Dosen Unindra - Ketua Dewas DPLK Sinarmas AM - Humas ADPI - Asesor LSP Dana Pensiun - Konsultan - Dr. Manajemen Pendidikan - Pendiri TBM Lentera Pustaka - Penulis 54 buku
·waktu baca 3 menit
Tulisan dari Syarif Yunus tidak mewakili pandangan dari redaksi kumparan
Cut the Noise, Back to Essential, dapat diartikan singkirkan kebisingan, kembali ke hal-hal yang mendasar (esensial). Begitulah nasihat untuk diri sendiri dan gaya hidup. Bahkan untuk pengembangan diri sehingga fokus hal-hal prioritas. Tanpa perlu peduli dan ikut campuur pada urusan orang lain.
Maka berhentilah memusingkan gangguan (noise) yang tidak penting. Hindari orang-orang toxic, jauhkan dari validasi orang lain. Agar fokus pada diri sendiri, untuk selalu memperbaiki diri. Lebih fokus pada tujuan baik diri sendiri. Energi yang dihabiskan untuk tujuan baik diri sendiri.
Kenapa orang pintar sering kalah atau gagal? Karena orang pintar sering tidak punya 3 (tiga) tiga hal yang penting untuk dirinya sendiri. Banyak orang yang merasa sudah cukup “pintar”, nilainya bagus, wawasannya luas, dan logikanya tajam. Tapi anehnya, justru yang maju lebih cepat adalah orang yang berani bergerak, bukan yang pintar.
1. Mental inisiatif orang pintar sering menunggu “waktu tepat”. Sementara orang biasa (bukan orang pintar) langsung mencoba dan belajar sambil berjalan. Kerjakan dulu, lalu diperbaiki bila ada yang kurang. Bedanya, orang piintar selalu berpikir tentang kemungkinan, sementara orang biasa bergerak untuk mendapat pengalaman yang berharga.
2. Konsistensi. Banyak orang piintar hanya jago di awal, tapi tidak tahan prosesnya. Orang pintar sering bosan bila hasilnya tidak secepat harapannya. Akhirnya tidak konsisten dan mundur setahap demi setahap. Padahal konsistensi itu bukan bakat atau harapan, melainkan keputusan harian yang selalu dikerjakan.

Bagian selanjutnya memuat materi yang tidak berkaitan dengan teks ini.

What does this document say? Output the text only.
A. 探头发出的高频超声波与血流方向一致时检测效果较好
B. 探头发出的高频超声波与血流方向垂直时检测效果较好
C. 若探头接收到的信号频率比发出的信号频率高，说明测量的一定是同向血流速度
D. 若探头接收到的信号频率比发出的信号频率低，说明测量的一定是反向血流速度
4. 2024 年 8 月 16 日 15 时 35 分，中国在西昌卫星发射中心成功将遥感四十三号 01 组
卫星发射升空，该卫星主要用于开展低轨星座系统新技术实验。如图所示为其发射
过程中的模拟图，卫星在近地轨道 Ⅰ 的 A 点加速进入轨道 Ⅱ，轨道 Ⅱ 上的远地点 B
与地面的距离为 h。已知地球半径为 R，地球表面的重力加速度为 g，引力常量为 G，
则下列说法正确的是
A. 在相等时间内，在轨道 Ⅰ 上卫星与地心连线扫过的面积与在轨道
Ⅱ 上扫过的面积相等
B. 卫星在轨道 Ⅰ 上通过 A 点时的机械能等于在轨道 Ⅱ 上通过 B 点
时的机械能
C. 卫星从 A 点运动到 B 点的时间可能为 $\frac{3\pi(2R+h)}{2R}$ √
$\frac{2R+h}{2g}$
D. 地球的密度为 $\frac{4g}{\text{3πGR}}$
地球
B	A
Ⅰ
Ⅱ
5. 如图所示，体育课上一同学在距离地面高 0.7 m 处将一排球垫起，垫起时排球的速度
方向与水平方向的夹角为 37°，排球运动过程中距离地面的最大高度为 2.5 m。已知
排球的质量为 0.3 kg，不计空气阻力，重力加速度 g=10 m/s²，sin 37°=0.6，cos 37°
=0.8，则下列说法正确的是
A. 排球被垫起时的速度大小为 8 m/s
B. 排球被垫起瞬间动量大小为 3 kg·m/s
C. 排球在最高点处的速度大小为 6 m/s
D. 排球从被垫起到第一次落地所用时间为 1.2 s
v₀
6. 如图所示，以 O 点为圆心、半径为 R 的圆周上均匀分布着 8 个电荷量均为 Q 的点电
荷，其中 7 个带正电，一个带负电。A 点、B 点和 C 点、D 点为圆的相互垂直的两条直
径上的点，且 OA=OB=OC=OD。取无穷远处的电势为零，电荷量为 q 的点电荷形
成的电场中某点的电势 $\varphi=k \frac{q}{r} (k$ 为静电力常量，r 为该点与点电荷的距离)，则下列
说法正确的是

3. Arah yang jelas. Orang pintar sering kali terlalu sibuk untuk jadi “serba bisa”. Sampai lupa menentukan mau apa dan ingian jadi siapa? Orang pintar sering tanpa arah, seperti kompas tanpa tujuan. Sementara orang biasa, cukup satu tujuan yang jelas dan dikerjakan sepenuh hati, apapun kondisinya.
Orang pintar bukan tidak kompeten. Tapi hidupnya lebih sering dibangun dari pendapat orang lain. Membangun identitas dari opini orang lain. Saat dipuji, orang pintar akan semangat dan bekerja. Tapi saat diremehkan justru frustrasi dan berhenti bergerak. Orang pintar lupa, pendapat orang lain mudah berubah setiap saat. Jadi, untuk apa mencari pengakuan dari orang lain?

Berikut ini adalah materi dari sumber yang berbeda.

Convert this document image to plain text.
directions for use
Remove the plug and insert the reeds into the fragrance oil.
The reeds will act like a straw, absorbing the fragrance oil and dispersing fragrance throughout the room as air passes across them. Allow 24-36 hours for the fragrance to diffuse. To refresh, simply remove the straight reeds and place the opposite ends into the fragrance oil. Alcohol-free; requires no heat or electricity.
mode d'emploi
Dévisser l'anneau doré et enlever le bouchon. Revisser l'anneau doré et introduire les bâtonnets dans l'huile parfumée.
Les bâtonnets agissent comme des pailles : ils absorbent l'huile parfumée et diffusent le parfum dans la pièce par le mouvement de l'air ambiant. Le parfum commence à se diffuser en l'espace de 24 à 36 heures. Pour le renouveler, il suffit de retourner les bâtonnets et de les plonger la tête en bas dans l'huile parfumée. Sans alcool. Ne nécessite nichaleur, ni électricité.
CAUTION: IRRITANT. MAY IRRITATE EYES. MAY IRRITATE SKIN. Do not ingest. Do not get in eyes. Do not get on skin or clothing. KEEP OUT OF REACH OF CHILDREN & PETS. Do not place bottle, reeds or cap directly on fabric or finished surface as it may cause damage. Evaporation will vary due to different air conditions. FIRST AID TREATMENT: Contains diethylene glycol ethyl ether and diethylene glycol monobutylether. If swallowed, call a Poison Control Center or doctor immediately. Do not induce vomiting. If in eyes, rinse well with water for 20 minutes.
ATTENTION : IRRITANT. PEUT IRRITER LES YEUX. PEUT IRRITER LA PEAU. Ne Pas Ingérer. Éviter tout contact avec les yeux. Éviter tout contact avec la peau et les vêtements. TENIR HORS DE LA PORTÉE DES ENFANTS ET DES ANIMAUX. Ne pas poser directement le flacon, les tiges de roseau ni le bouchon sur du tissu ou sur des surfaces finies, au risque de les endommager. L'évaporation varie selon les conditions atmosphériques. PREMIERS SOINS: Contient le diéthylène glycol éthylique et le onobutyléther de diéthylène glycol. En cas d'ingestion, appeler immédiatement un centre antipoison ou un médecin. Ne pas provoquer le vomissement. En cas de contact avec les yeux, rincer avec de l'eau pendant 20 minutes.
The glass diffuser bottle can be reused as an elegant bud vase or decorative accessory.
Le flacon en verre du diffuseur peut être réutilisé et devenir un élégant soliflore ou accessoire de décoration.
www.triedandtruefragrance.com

Tidak sedikit orang yang merasa pintar tapi belum (tidak) kemana-mana. Bukan karena logikanya kurang tapi aksinya yang kurang dan arahnya belum jelas. Kita sering lupa, pintar itu modal. Tapi yang bikin kita maju dan menang adalah keberanian membuka jalan, tetap konsisten dan tahu ke mana akan pergi?
Maka mulai hari ini. Cut the noise, back to essential. Singkirkan kebisingan, kembali ke hal-hal yang mendasar (esensial). Tidak usah ikut campur urusan orang lain dan hindari validasi orang lain. Sebab orang yang tahu value0nya sendiri, tidak tidak butuh pengakuan dari eksternal. Orang biasa selama ini hanya fokus dengan tujuannya dan bekerja keras untuk mewujudkannya. Sementara opini orang lain tidak akan menentukan langkah kita.
Sibuklah pada diri sendiri, bukan sibuk pada hidup orang lain. Karena hidup tidak ditentukan oleh “pintar”, Tapi keberanian untuk melangkah.